R
roberts.noah
Alf said:Besides being ugly, of no technical consequence and thus misleading, and
more to read and write, it's a C'ism, and so a second reason for not
using it is the general one of avoiding C'isms. For the habit of coding
C style in C++ can have adverse consequences. And the more C'isms are
used, the easier it is to slip into a C mindset.
It seems like a really minor issue to me. Reading/writing more is an
argument I often hear against C++ casting. IMHO that argument stems
just from lazyness and has no technical merrit. About it being
confusing I don't think so; there is nothing in (void) that is
confusing; its meaning is rather obvious. Uglyness is a point of
preference and so technically an invalid argument. So really the only
thing against it is that it is meaningless.

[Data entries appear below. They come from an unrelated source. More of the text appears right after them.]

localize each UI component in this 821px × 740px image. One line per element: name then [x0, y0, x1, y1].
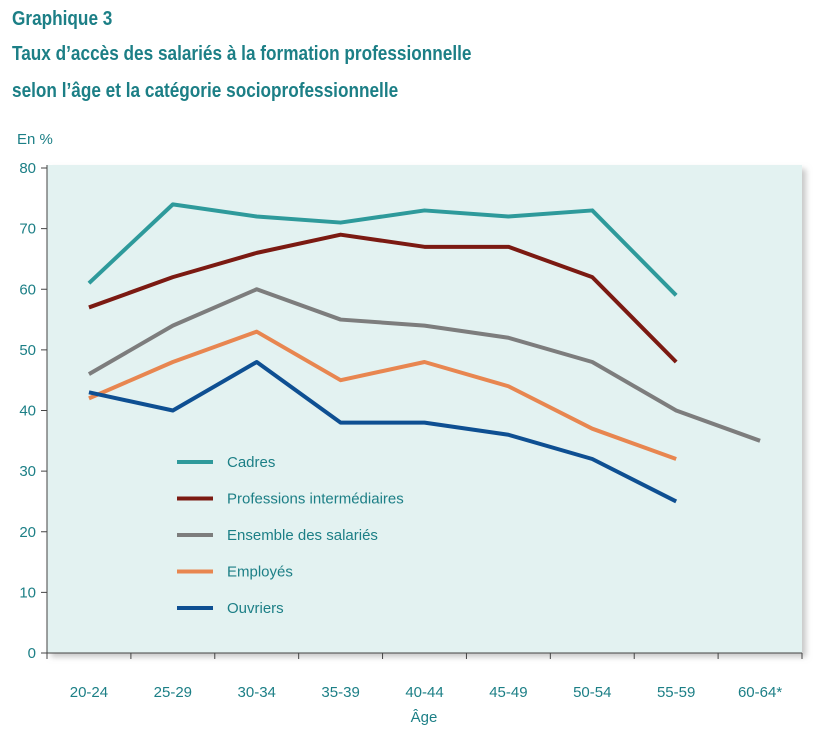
chart-label: Graphique 3	[12, 8, 113, 30]
y-tick-label: 40	[19, 403, 36, 420]
x-tick-label: 35-39	[321, 684, 359, 701]
y-tick-label: 0	[28, 645, 36, 662]
y-tick-label: 50	[19, 342, 36, 359]
y-tick-label: 60	[19, 281, 36, 298]
legend-label: Ensemble des salariés	[227, 527, 378, 544]
y-tick-label: 30	[19, 463, 36, 480]
x-tick-label: 20-24	[70, 684, 108, 701]
chart-title-line2: selon l’âge et la catégorie socioprofess…	[12, 80, 399, 102]
x-tick-label: 25-29	[154, 684, 192, 701]
x-tick-label: 55-59	[657, 684, 695, 701]
x-tick-label: 60-64*	[738, 684, 782, 701]
legend-label: Ouvriers	[227, 600, 284, 617]
y-tick-label: 20	[19, 524, 36, 541]
y-tick-label: 10	[19, 584, 36, 601]
legend-label: Professions intermédiaires	[227, 491, 404, 508]
y-tick-label: 80	[19, 160, 36, 177]
chart-title-line1: Taux d’accès des salariés à la formation…	[12, 43, 472, 65]
series-line-ouvriers	[88, 360, 678, 504]
legend-label: Employés	[227, 564, 293, 581]
x-axis-label: Âge	[411, 709, 438, 726]
legend-label: Cadres	[227, 454, 275, 471]
series-line-cadres	[87, 202, 678, 297]
series-line-employes	[88, 329, 677, 461]
series-line-ensemble-des-salaries	[87, 287, 761, 443]
y-tick-label: 70	[19, 221, 36, 238]
series-line-professions-intermediaires	[88, 232, 678, 364]
x-tick-label: 40-44	[405, 684, 443, 701]
x-tick-label: 30-34	[238, 684, 276, 701]
y-axis-label: En %	[17, 131, 53, 148]
x-tick-label: 50-54	[573, 684, 611, 701]
x-tick-label: 45-49	[489, 684, 527, 701]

The C'isms argument has some small amount of validity, and is the only
way you used to show harm, but I don't believe it is as aweful as you
are asserting...you aren't going to "slip into the C mindset" because
you use (void) in your function declarations and definitions. In all
honesty though the whole () thing isn't used much in C anymore anyway,
because it is horrible, and people often, wrongly, interchange the
meaning of the two. In other words as a "C'ism" it is a pretty weak
one.
In all honesty I was expecting a bit more to back something as
assertive as "abomination". I also think you are misinterpreting the
quote, which is stating that () in C is an abomination, not that (void)
is; the *necessity* for void in a parameter list is what is wrong with
C. I would tend to agree with that statement for the same reason why
someone might put void in their parameter list to assert that this
function can have no parameters...leaving no room for doubt.
Another reason might be that () doesn't look as nice as (void).